Les historiens conviennent également qu’il s’agit d’une représentation à juste titre accablante de la politique étrangère britannique au cours de cette période, le pays provoquant encore de nombreuses générations de conflits en promettant la même terre à plusieurs pays. Il ne s’agit pas d’un portrait blanchi à la chaux d’un personnage controversé, et cette nuance transparaît même lorsque Lean simplifie d’autres aspects de cette période pour en faire une épopée passionnante.

1. Barry Lyndon

Quand on pense à Stanley Kubrick, le premier mot qui vient à l’esprit est « perfectionniste » – et cette adaptation du roman de William Makepeace Thackery de 1844 était l’une de ses tentatives les plus audacieuses lorsqu’il s’agissait de recréer authentiquement le passé. Travaillant avec le désir de faire ressembler chaque image à une peinture à l'huile du XVIIIe siècle, Kubrick a utilisé une technologie de pointe (y compris des objectifs de caméra développés par la NASA pour capturer l'alunissage) afin de pouvoir filmer en utilisant uniquement la lumière naturelle de la scène, car il détestait l'aspect « artificiel » des autres drames d'époque. Ensuite, il y avait le look réel de ses acteurs, le réalisateur étudiant la mode et le maquillage de l'époque, allant même jusqu'à rechercher des manières spécifiques à table afin qu'ils utilisent les serviettes d'une manière adaptée à l'époque.

Cette approche très détaillée de l’invocation d’une période révolue à l’écran a d’abord laissé le public froid ; désormais considéré comme un chef-d'œuvre, un critique l'a même comparé à l'esthétique vide d'un livre d'images sur une table basse. C'est dommage, car sous l'émotion contenue se cache une comédie sèche sur un ascensionniste social (Redmond Barry de Ryan O'Neal) qui quitte l'Irlande pour chercher fortune, une mésaventure à la fois.

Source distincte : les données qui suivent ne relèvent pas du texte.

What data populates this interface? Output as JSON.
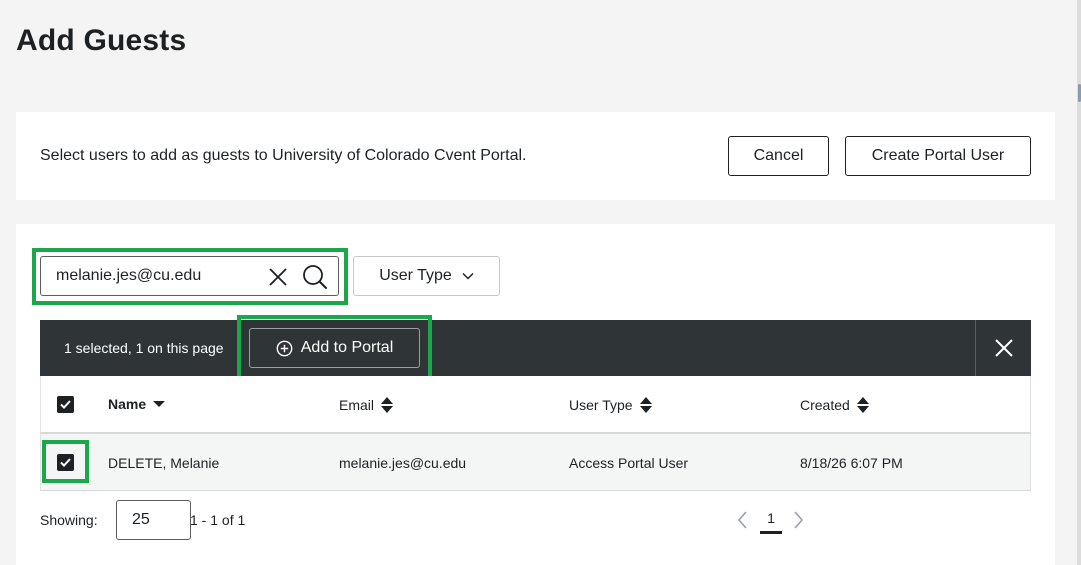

C'est un personnage fictif, mais le roman de Thackery a été inspiré par deux personnages historiques irlandais (Andrew Robinson Stoney et James Freney) qui sont devenus tristement célèbres pour leurs escroqueries à la noblesse après leur arrivée en Angleterre. Avec une représentation précise des diverses guerres européennes et des aristocraties qui fondent l'arc du personnage central, il réussit l'intention de Kubrick de donner vie à un portrait historique saisissant.